FragDB - Fragrance Databases (Fragrantica core + Parfumo bundle preview)

The most comprehensive fragrance database available — 146,400+ structured records across six interconnected CSV files with 23 language translations, plus 4.9M+ user-generated content rows in Apache Parquet companion datasets covering user reviews, editorial news articles, and community discussions. A second fragrance database (Parfumo, 219,963 perfumes) is also available in the bundle — see "Also Available: Parfumo Database" below.

License: CC-BY-NC-4.0 Records Reviews News Languages Files Parquet Parfumo Cross-walk

Keywords: fragrance database · perfume dataset · Fragrantica · Parfumo · cross-database · record linkage · user reviews · perfume reviews · fragrance news · perfumery articles · cosmetics dataset · multilingual perfume data · scent recommendation · fragrance recommender system · perfume sentiment analysis · perfumer profiles · accord taxonomy · notes pyramid · NLP fragrance corpus · 23 languages

Overview

FragDB provides structured data for the fragrance industry:

File Records Fields Description
fragrances.csv 132,858 30 Main fragrance database
brands.csv 7,927 54 Brand profiles + translations
perfumers.csv 3,005 42 Perfumer profiles + translations
notes.csv 2,550 55 Fragrance notes + translations
accords.csv 92 27 Accords + translations
translations.csv 34 25 Vocabulary: gender & voting labels × 23 languages

Also Available: Parfumo Database

This repository ships Fragrantica data (132K perfumes, 23 languages). A second fragrance database — Parfumo (219,963 perfumes, English-only) — is also available as part of the bundle.

Where Parfumo data lives

  • Free sample: see samples/parfumo/ (6 CSV with 10 fully-populated perfumes + reference closure)
  • Cross-walk between F and P: 80,968 matched perfume pairs in samples/cross/matched_pairs_sample.csv (first 30 shown — full set in bundle)
  • Column equivalence: samples/cross/field_equivalence_map.csv — schema-level F ↔ P relation (206 rows)
  • Full Parfumo data + cross-walk: fragdb.net (Cross-Source bundle tier $400+)
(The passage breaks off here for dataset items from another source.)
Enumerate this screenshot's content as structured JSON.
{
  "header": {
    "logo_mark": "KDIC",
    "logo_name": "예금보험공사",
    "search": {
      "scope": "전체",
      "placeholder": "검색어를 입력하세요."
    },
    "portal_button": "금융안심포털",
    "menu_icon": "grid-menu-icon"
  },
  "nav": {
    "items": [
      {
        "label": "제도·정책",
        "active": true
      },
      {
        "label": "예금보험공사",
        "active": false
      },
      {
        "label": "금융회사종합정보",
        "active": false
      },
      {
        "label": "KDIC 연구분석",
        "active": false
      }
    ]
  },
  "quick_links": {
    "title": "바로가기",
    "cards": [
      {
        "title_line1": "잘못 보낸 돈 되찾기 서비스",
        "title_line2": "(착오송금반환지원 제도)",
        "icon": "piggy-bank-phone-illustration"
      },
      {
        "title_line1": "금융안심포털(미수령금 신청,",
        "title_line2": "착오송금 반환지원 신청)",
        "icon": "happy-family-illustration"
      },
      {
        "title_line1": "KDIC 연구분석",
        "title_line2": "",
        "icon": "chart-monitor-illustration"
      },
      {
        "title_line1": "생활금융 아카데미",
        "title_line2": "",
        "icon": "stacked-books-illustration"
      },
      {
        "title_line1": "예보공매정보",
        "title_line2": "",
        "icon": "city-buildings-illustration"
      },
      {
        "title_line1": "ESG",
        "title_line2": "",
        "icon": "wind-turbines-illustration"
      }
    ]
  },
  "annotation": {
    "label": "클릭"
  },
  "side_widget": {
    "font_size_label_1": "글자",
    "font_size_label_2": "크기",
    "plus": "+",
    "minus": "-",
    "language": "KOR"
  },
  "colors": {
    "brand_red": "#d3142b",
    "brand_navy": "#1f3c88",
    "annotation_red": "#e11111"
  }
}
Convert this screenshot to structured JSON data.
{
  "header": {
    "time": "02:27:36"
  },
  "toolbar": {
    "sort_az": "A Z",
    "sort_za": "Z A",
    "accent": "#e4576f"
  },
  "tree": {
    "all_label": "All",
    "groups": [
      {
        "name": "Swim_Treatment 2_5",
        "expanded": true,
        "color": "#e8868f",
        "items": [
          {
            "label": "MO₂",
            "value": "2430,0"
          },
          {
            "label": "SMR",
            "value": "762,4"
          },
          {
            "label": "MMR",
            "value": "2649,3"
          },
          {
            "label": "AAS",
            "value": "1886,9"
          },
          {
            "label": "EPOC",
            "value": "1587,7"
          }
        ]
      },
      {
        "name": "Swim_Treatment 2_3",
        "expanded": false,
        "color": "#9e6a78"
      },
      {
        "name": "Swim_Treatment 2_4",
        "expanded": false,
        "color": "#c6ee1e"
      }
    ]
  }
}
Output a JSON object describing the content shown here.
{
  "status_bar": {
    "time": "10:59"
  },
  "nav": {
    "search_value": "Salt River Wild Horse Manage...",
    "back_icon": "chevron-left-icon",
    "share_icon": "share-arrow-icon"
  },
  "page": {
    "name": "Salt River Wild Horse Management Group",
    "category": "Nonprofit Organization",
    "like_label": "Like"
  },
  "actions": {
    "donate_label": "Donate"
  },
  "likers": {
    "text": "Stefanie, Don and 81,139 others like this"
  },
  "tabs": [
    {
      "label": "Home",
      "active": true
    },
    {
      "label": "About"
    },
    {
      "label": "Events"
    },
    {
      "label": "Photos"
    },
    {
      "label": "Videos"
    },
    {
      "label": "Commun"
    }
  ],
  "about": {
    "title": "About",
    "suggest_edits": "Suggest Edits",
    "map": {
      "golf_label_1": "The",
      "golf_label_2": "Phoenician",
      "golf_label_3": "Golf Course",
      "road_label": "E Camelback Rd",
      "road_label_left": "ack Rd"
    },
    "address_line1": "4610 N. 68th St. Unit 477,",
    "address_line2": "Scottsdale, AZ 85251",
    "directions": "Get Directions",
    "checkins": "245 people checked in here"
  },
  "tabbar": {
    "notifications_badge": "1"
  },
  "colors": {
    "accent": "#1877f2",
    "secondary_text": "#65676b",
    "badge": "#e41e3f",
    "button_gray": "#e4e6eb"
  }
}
Parfumo sample file structure

File Rows Cols Description
samples/parfumo/perfumes.csv 10 34 Master catalog (10 fully-populated rows)
samples/parfumo/brands.csv 6 12 Brand catalog
samples/parfumo/perfumers.csv 11 11 Perfumer catalog
samples/parfumo/notes.csv 60 11 Notes catalog
samples/parfumo/notes_categories.csv 79 6 Hierarchical taxonomy (P-only)
samples/parfumo/accords.csv 18 4 Accord catalog

Snapshot freshness

  • Fragrantica: refreshed 2026-06-10 (v5.6)
  • Parfumo: 1.1 (last data prep 2026-05-26)
  • Cross-walk last refreshed: 2026-05-26 (Phase 2B Fellegi-Sunter, quarterly rerun cadence; ~99% precision)

Cross-database layer

Cross-walk artifacts allow joining F and P at perfume / brand / perfumer / note / accord level. Methodology + usage notes: samples/cross/README.md. Schema-level join semantics: samples/cross/field_equivalence_map.csv (206 rows: same_format / diff_format / partial_overlap / F-only / P-only).

Key Features

  • 23 languages — English + 22 translations for all labels, note names, accords, countries, statuses
  • Relational structure — Files linked via unique IDs
  • Rich fragrance data — Notes pyramid, accords, ratings, votes
  • Brand profiles — Logo, country, website, parent company (country/activity translated)
  • Perfumer profiles — Photo, status, company, education, biography (status translated)
  • Notes reference — 2,550 notes with translations, Latin names, groups, odor profiles
  • Accords reference — Display colors + translated names
  • Translation vocabulary — 34 entries for gender and voting labels
  • Pipe-delimited CSV — Easy parsing, UTF-8 encoded

Preview

Fragrances

FragDB Fragrances Table    FragDB Fragrance Detail

Brands & Perfumers

FragDB Brands Table    FragDB Perfumers Table

Notes

FragDB Notes Table    FragDB Note Detail

Quick Start

Python

import pandas as pd

# Load all files
fragrances = pd.read_csv('fragrances.csv', sep='|', encoding='utf-8')
brands = pd.read_csv('brands.csv', sep='|', encoding='utf-8')
notes = pd.read_csv('notes.csv', sep='|', encoding='utf-8')
translations = pd.read_csv('translations.csv', sep='|', encoding='utf-8')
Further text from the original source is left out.